À présent, constatait Morrissey, cette bande d’acier de prolifération urbaine était interrompue çà et là par des intrusions de broussailles d’une extrême densité. De grandes taches de végétation orange et jaune avaient commencé à recouvrir autoroutes, aéroports, centres commerciaux, banlieues résidentielles.

Ce que la jungle avait entrepris, songea-t-il, le tremblement de terre l’achèverait.

Le troisième jour Morrissey arriva en vue de l’île d’Hansonia, sombre entaille orange sur le poitrail de la mer, et peu après le flotteur procédait à l’approche de la piste de Port Kato, sur le rivage oriental de la vaste presqu’île. Morrissey essaya d’établir un contact radio mais ne tomba que sur du silence ou des parasites. Il décida de se poser quand même.

Hansonia n’avait jamais compté une forte population humaine. Elle avait dès le départ été réservée à un centre de recherche écologique, car ses étranges formes de vie avaient évolué depuis des milliers d’années complètement à l’écart de la masse continentale, et elle avait en quelque sorte gardé son statut particulier même durant les années d’expansion de Médée.

Quelques véhicules-sol étaient garés sur la piste. Morrissey en trouva un encore alimenté en énergie, et dix minutes plus tard il arrivait à Port Kato.

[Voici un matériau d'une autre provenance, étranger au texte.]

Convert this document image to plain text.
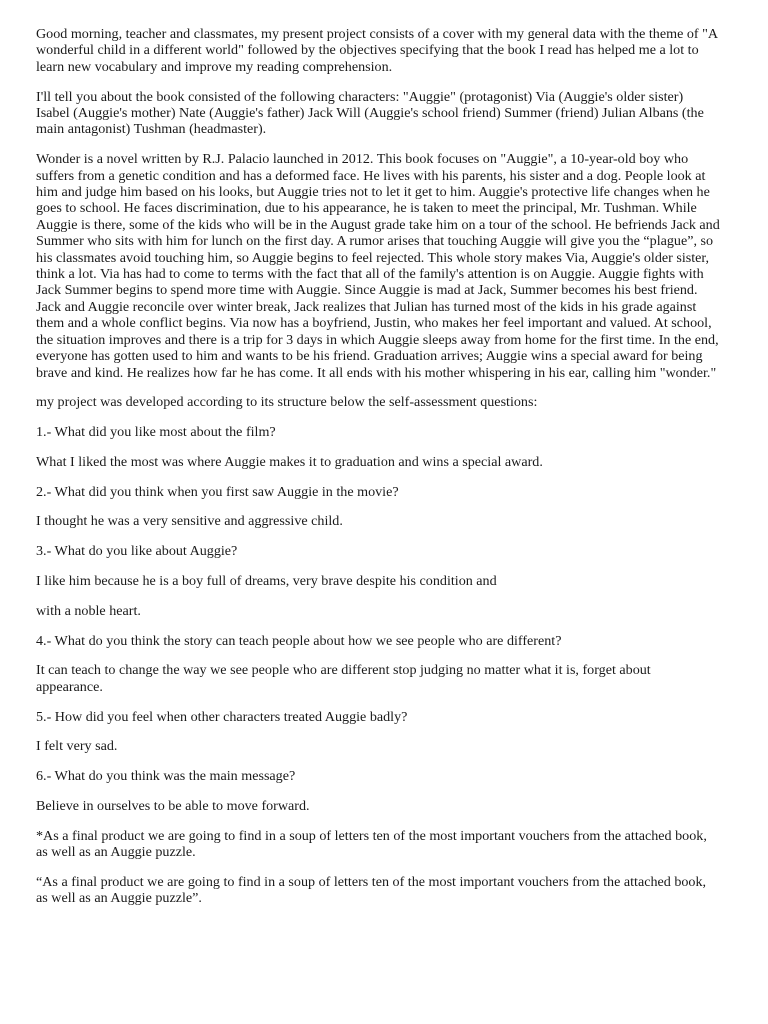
Good morning, teacher and classmates, my present project consists of a cover with my general data with the theme of "A wonderful child in a different world" followed by the objectives specifying that the book I read has helped me a lot to learn new vocabulary and improve my reading comprehension.

I'll tell you about the book consisted of the following characters: "Auggie" (protagonist) Via (Auggie's older sister) Isabel (Auggie's mother) Nate (Auggie's father) Jack Will (Auggie's school friend) Summer (friend) Julian Albans (the main antagonist) Tushman (headmaster).

Wonder is a novel written by R.J. Palacio launched in 2012. This book focuses on "Auggie", a 10-year-old boy who suffers from a genetic condition and has a deformed face. He lives with his parents, his sister and a dog. People look at him and judge him based on his looks, but Auggie tries not to let it get to him. Auggie's protective life changes when he goes to school. He faces discrimination, due to his appearance, he is taken to meet the principal, Mr. Tushman. While Auggie is there, some of the kids who will be in the August grade take him on a tour of the school. He befriends Jack and Summer who sits with him for lunch on the first day. A rumor arises that touching Auggie will give you the “plague”, so his classmates avoid touching him, so Auggie begins to feel rejected. This whole story makes Via, Auggie's older sister, think a lot. Via has had to come to terms with the fact that all of the family's attention is on Auggie. Auggie fights with Jack Summer begins to spend more time with Auggie. Since Auggie is mad at Jack, Summer becomes his best friend. Jack and Auggie reconcile over winter break, Jack realizes that Julian has turned most of the kids in his grade against them and a whole conflict begins. Via now has a boyfriend, Justin, who makes her feel important and valued. At school, the situation improves and there is a trip for 3 days in which Auggie sleeps away from home for the first time. In the end, everyone has gotten used to him and wants to be his friend. Graduation arrives; Auggie wins a special award for being brave and kind. He realizes how far he has come. It all ends with his mother whispering in his ear, calling him "wonder."

my project was developed according to its structure below the self-assessment questions:

1.- What did you like most about the film?

What I liked the most was where Auggie makes it to graduation and wins a special award.

2.- What did you think when you first saw Auggie in the movie?

I thought he was a very sensitive and aggressive child.

3.- What do you like about Auggie?

I like him because he is a boy full of dreams, very brave despite his condition and

with a noble heart.

4.- What do you think the story can teach people about how we see people who are different?

It can teach to change the way we see people who are different stop judging no matter what it is, forget about appearance.

5.- How did you feel when other characters treated Auggie badly?

I felt very sad.

6.- What do you think was the main message?

Believe in ourselves to be able to move forward.

*As a final product we are going to find in a soup of letters ten of the most important vouchers from the attached book, as well as an Auggie puzzle.

“As a final product we are going to find in a soup of letters ten of the most important vouchers from the attached book, as well as an Auggie puzzle”.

L’endroit puait la moisissure rouge. Les bâtiments, des huttes en osier à toit de chaume, tombaient en ruine. Des arbres anguleux d’une espèce inconnue de Morrissey poussaient un peu partout, dans les rues, sur les toits, dans les branches d’autres arbres. Un vent frisquet soufflait de Grandloin. Deux groupils, des femelles quadrupèdes, encadrant des petits à six pattes, sortirent nonchalamment d’un entrepôt en ruine et fixèrent sur lui de grands yeux manifestement étonnés. Leur pelage était si bleu qu’il en paraissait noir – l’espèce propre à la presqu’île, différente des groupils du continent.

« Vous êtes de retour ? » demanda l’une. L’accent aussi avait ses particularités.

« Simplement en visite. Y a-t-il des humains par ici ?

— Vous », dit l’autre groupil. Il eut l’impression que les deux femelles se moquaient de lui. « Sol trembler bientôt. Vous savoir ?

— Je sais. »

Elles poussèrent leurs petits du museau et s’éloignèrent sans se presser.

Trois heures durant Morrissey explora la ville, se gardant de se laisser gagner par l’émotion, de laisser la pourriture, la dégradation et la décomposition déteindre sur lui. L’endroit semblait abandonné depuis au moins un demi-siècle. Il ne l’était en fait que depuis cinq ou six ans.

En fin de journée il pénétra dans une petite maison où la ville rencontrait la forêt et y trouva un lecteur de vivo-cubes en état de marche.